Em entrevista concedida ao jornal alemão 'Die Zeit', o famoso economista Thomas Piketty aponta de forma contundente a posição contraditória da Alemanha de Angela Merkel frente à crise da dívida grega quando comparada com a própria experiência histórica de endividamento e - não pagamento - da Alemanha.
(a entrevista original está disponível aqui)
DIE ZEIT: Nós
alemães deveríamos ficar felizes porque até o governo francês está alinhado com
o dogma alemão de austeridade?
THOMAS PIKETTY: Absolutamente não. Essa não é
uma razão para a França, nem para a Alemanha, e nem especialmente para a
Europa, para ser feliz. Eu tenho muito mais medo que os conservadores,
especialmente na Alemanha, estejam prestes a destruir a Europa e o ideal
europeu, tudo por causa de sua chocante ignorância da história.
DIE ZEIT: Mas
nós, alemães, já nos reconciliamos com a nossa própria história.
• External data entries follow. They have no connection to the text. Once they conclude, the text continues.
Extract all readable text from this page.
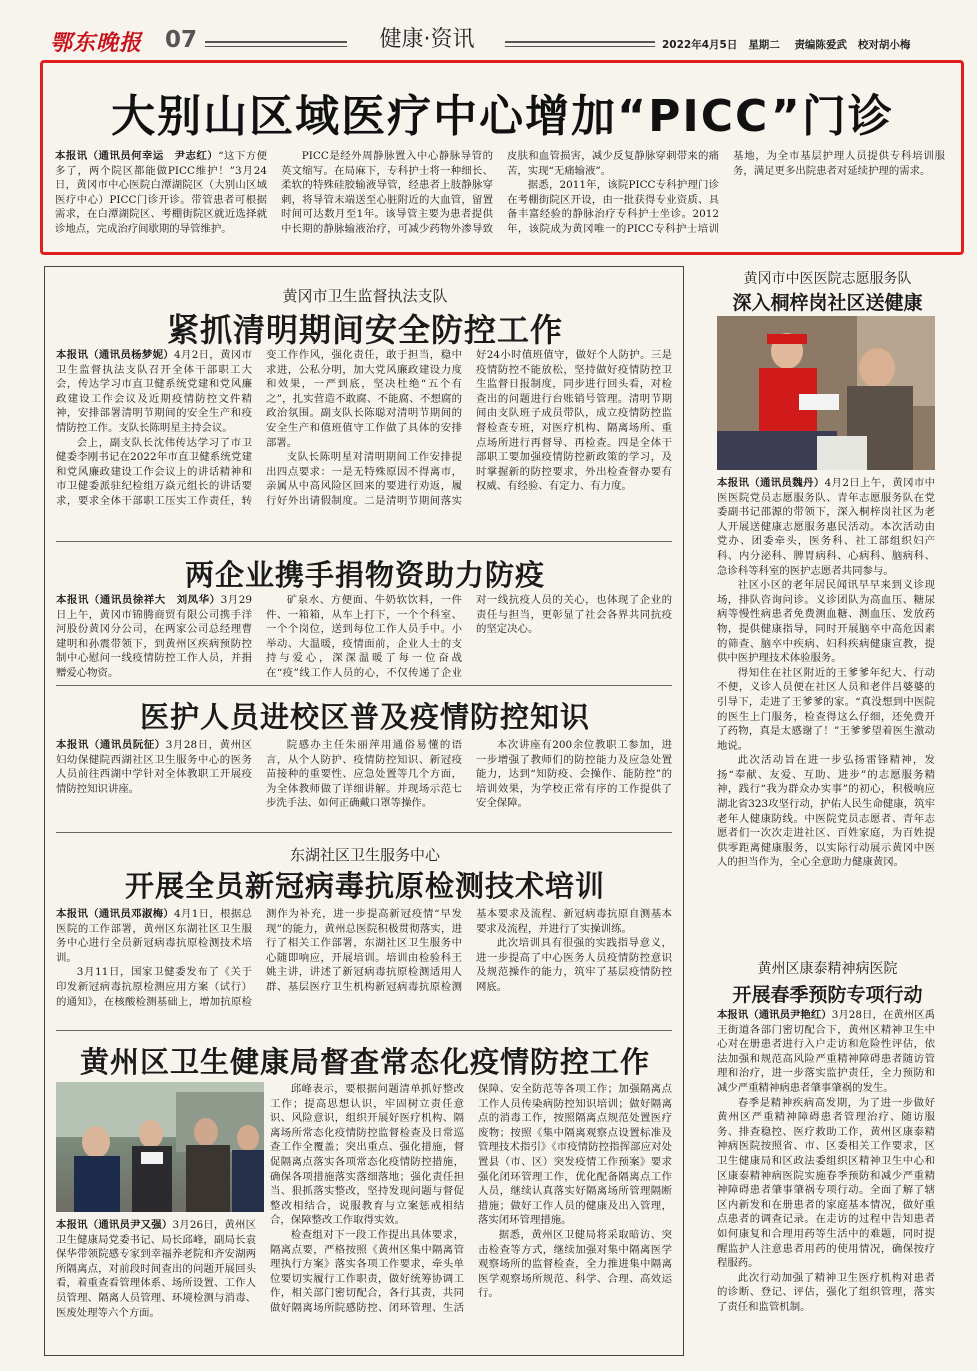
鄂东晚报 07	健康·资讯	2022年4月5日 星期二 责编陈爱武 校对胡小梅
大别山区域医疗中心增加“PICC”门诊

本报讯（通讯员何幸运　尹志红）“这下方便多了，两个院区都能做PICC维护！”3月24日，黄冈市中心医院白潭湖院区（大别山区域医疗中心）PICC门诊开诊。带管患者可根据需求，在白潭湖院区、考棚街院区就近选择就诊地点，完成治疗间歇期的导管维护。

PICC是经外周静脉置入中心静脉导管的英文缩写。在局麻下，专科护士将一种细长、柔软的特殊硅胶输液导管，经患者上肢静脉穿刺，将导管末端送至心脏附近的大血管，留置时间可达数月至1年。该导管主要为患者提供中长期的静脉输液治疗，可减少药物外渗导致皮肤和血管损害，减少反复静脉穿刺带来的痛苦，实现“无痛输液”。

据悉，2011年，该院PICC专科护理门诊在考棚街院区开设，由一批获得专业资质、具备丰富经验的静脉治疗专科护士坐诊。2012年，该院成为黄冈唯一的PICC专科护士培训基地，为全市基层护理人员提供专科培训服务，满足更多出院患者对延续护理的需求。

黄冈市卫生监督执法支队
紧抓清明期间安全防控工作

本报讯（通讯员杨梦妮）4月2日，黄冈市卫生监督执法支队召开全体干部职工大会，传达学习市直卫健系统党建和党风廉政建设工作会议及近期疫情防控文件精神，安排部署清明节期间的安全生产和疫情防控工作。支队长陈明星主持会议。

会上，副支队长沈伟传达学习了市卫健委李刚书记在2022年市直卫健系统党建和党风廉政建设工作会议上的讲话精神和市卫健委派驻纪检组万焱元组长的讲话要求，要求全体干部职工压实工作责任，转变工作作风，强化责任，敢于担当，稳中求进，公私分明，加大党风廉政建设力度和效果，一严到底，坚决杜绝“五个有之”，扎实营造不敢腐、不能腐、不想腐的政治氛围。副支队长陈聪对清明节期间的安全生产和值班值守工作做了具体的安排部署。

支队长陈明星对清明期间工作安排提出四点要求：一是无特殊原因不得离市，亲属从中高风险区回来的要进行劝返，履行好外出请假制度。二是清明节期间落实好24小时值班值守，做好个人防护。三是疫情防控不能放松，坚持做好疫情防控卫生监督日报制度，同步进行回头看，对检查出的问题进行台账销号管理。清明节期间由支队班子成员带队，成立疫情防控监督检查专班，对医疗机构、隔离场所、重点场所进行再督导、再检查。四是全体干部职工要加强疫情防控新政策的学习，及时掌握新的防控要求，外出检查督办要有权威、有经验、有定力、有力度。

两企业携手捐物资助力防疫

本报讯（通讯员徐祥大　刘凤华）3月29日上午，黄冈市锦腾商贸有限公司携手洋河股份黄冈分公司，在两家公司总经理曹建明和孙震带领下，到黄州区疾病预防控制中心慰问一线疫情防控工作人员，并捐赠爱心物资。

矿泉水、方便面、牛奶软饮料，一件件、一箱箱，从车上打下，一个个科室、一个个岗位，送到每位工作人员手中。小举动、大温暖，疫情面前，企业人士的支持与爱心，深深温暖了每一位奋战在“疫”线工作人员的心，不仅传递了企业对一线抗疫人员的关心，也体现了企业的责任与担当，更彰显了社会各界共同抗疫的坚定决心。

医护人员进校区普及疫情防控知识

本报讯（通讯员阮征）3月28日，黄州区妇幼保健院西湖社区卫生服务中心的医务人员前往西湖中学针对全体教职工开展疫情防控知识讲座。

院感办主任朱丽萍用通俗易懂的语言，从个人防护、疫情防控知识、新冠疫苗接种的重要性、应急处置等几个方面，为全体教师做了详细讲解。并现场示范七步洗手法、如何正确戴口罩等操作。

本次讲座有200余位教职工参加，进一步增强了教师们的防控能力及应急处置能力，达到“知防疫、会操作、能防控”的培训效果，为学校正常有序的工作提供了安全保障。

东湖社区卫生服务中心
开展全员新冠病毒抗原检测技术培训

本报讯（通讯员邓淑梅）4月1日，根据总医院的工作部署，黄州区东湖社区卫生服务中心进行全员新冠病毒抗原检测技术培训。

3月11日，国家卫健委发布了《关于印发新冠病毒抗原检测应用方案（试行）的通知》，在核酸检测基础上，增加抗原检测作为补充，进一步提高新冠疫情“早发现”的能力，黄州总医院积极贯彻落实，进行了相关工作部署，东湖社区卫生服务中心随即响应，开展培训。培训由检验科王姚主讲，讲述了新冠病毒抗原检测适用人群、基层医疗卫生机构新冠病毒抗原检测基本要求及流程、新冠病毒抗原自测基本要求及流程，并进行了实操训练。

此次培训具有很强的实践指导意义，进一步提高了中心医务人员疫情防控意识及规范操作的能力，筑牢了基层疫情防控网底。

黄州区卫生健康局督查常态化疫情防控工作

本报讯（通讯员尹又强）3月26日，黄州区卫生健康局党委书记、局长邱峰，副局长袁保华带领院感专家到幸福养老院和齐安湖两所隔离点，对前段时间查出的问题开展回头看，着重查看管理体系、场所设置、工作人员管理、隔离人员管理、环境检测与消毒、医废处理等六个方面。

邱峰表示，要根据问题清单抓好整改工作；提高思想认识，牢固树立责任意识、风险意识，组织开展好医疗机构、隔离场所常态化疫情防控监督检查及日常巡查工作全覆盖；突出重点、强化措施，督促隔离点落实各项常态化疫情防控措施，确保各项措施落实落细落地；强化责任担当、狠抓落实整改，坚持发现问题与督促整改相结合，说服教育与立案惩戒相结合，保障整改工作取得实效。

检查组对下一段工作提出具体要求，隔离点要，严格按照《黄州区集中隔离管理执行方案》落实各项工作要求，牵头单位要切实履行工作职责，做好统筹协调工作，相关部门密切配合，各行其责，共同做好隔离场所院感防控、闭环管理、生活保障、安全防范等各项工作；加强隔离点工作人员传染病防控知识培训；做好隔离点的消毒工作，按照隔离点规范处置医疗废物；按照《集中隔离观察点设置标准及管理技术指引》《市疫情防控指挥部应对处置县（市、区）突发疫情工作预案》要求强化闭环管理工作，优化配备隔离点工作人员，继续认真落实好隔离场所管理隔断措施；做好工作人员的健康及出入管理，落实闭环管理措施。

据悉，黄州区卫健局将采取暗访、突击检查等方式，继续加强对集中隔离医学观察场所的监督检查，全力推进集中隔离医学观察场所规范、科学、合理、高效运行。

黄冈市中医医院志愿服务队
深入桐梓岗社区送健康

本报讯（通讯员魏丹）4月2日上午，黄冈市中医医院党员志愿服务队、青年志愿服务队在党委副书记邵源的带领下，深入桐梓岗社区为老人开展送健康志愿服务惠民活动。本次活动由党办、团委牵头，医务科、社工部组织妇产科、内分泌科、脾胃病科、心病科、脑病科、急诊科等科室的医护志愿者共同参与。

社区小区的老年居民闻讯早早来到义诊现场，排队咨询问诊。义诊团队为高血压、糖尿病等慢性病患者免费测血糖、测血压、发放药物，提供健康指导，同时开展脑卒中高危因素的筛查、脑卒中疾病、妇科疾病健康宣教，提供中医护理技术体验服务。

得知住在社区附近的王爹爹年纪大、行动不便，义诊人员便在社区人员和老伴吕婆婆的引导下，走进了王爹爹的家。“真没想到中医院的医生上门服务，检查得这么仔细，还免费开了药物，真是太感谢了！”王爹爹望着医生激动地说。

此次活动旨在进一步弘扬雷锋精神，发扬“奉献、友爱、互助、进步”的志愿服务精神，践行“我为群众办实事”的初心，积极响应湖北省323攻坚行动，护佑人民生命健康，筑牢老年人健康防线。中医院党员志愿者、青年志愿者们一次次走进社区、百姓家庭，为百姓提供零距离健康服务，以实际行动展示黄冈中医人的担当作为，全心全意助力健康黄冈。

黄州区康泰精神病医院
开展春季预防专项行动

本报讯（通讯员尹艳红）3月28日，在黄州区禹王街道各部门密切配合下，黄州区精神卫生中心对在册患者进行入户走访和危险性评估，依法加强和规范高风险严重精神障碍患者随访管理和治疗，进一步落实监护责任，全力预防和减少严重精神病患者肇事肇祸的发生。

春季是精神疾病高发期，为了进一步做好黄州区严重精神障碍患者管理治疗、随访服务、排查稳控、医疗救助工作，黄州区康泰精神病医院按照省、市、区委相关工作要求，区卫生健康局和区政法委组织区精神卫生中心和区康泰精神病医院实施春季预防和减少严重精神障碍患者肇事肇祸专项行动。全面了解了辖区内新发和在册患者的家庭基本情况，做好重点患者的调查记录。在走访的过程中告知患者如何康复和合理用药等生活中的难题，同时提醒监护人注意患者用药的使用情况，确保按疗程服药。

此次行动加强了精神卫生医疗机构对患者的诊断、登记、评估，强化了组织管理，落实了责任和监管机制。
PIKETTY: Mas não quando se trata de pagamento
de dívidas! O passado alemão, a este respeito, deveria ter grande significado
para os alemães de hoje. Olhe para a história da dívida nacional: Grã-Bretanha,
Alemanha e França estiveram todas uma vez na situação da Grécia de hoje - na
realidade estavam muito mais endividadas. A primeira lição que podemos tirar da
história das dívidas públicas é que não estamos diante de um problema novo.
Houve muitas maneiras de pagar as dívidas, e não apenas uma, como Berlim e
Paris querem fazer os gregos acreditarem.
DIE
ZEIT: Mas eles não deveriam pagar suas dívidas?
PIKETTY: Meu livro narra a história de renda e
riqueza, incluindo a das nações. O que me impressionou enquanto eu estava
escrevendo é que a Alemanha é realmente um exemplo singular de um país que, ao
longo de sua história, nunca pagou a sua dívida externa. Nem após a Primeira,
nem após a Segunda Guerra Mundial. No entanto, tem frequentemente feito outras
nações pagarem, tal como depois da Guerra Franco-Prussiana de 1870, quando ela exigiu
reparações maciças da França e de fato as recebeu. O Estado francês sofreu por
décadas sob essa dívida. A história da dívida pública está cheia de ironia. Ela
raramente se aproxima de nossos ideais de ordem e justiça.
DIE ZEIT: Mas,
certamente, não podemos tirar a conclusão de que não é possível fazer melhor
hoje?
PIKETTY: Quando ouço os alemães dizerem que
mantêm uma postura de rigidez moral sobre a dívida e que acreditam fortemente
que as dívidas devem ser pagas, eu fico pensando: só pode ser piada! A Alemanha
é o país que nunca pagou suas dívidas. Ela não tem legitimidade para ensinar
outras nações.
DIE ZEIT: Você
está tentando descrever os Estados que não pagaram as suas dívidas como
vencedores?
PIKETTY: A Alemanha é precisamente esse Estado.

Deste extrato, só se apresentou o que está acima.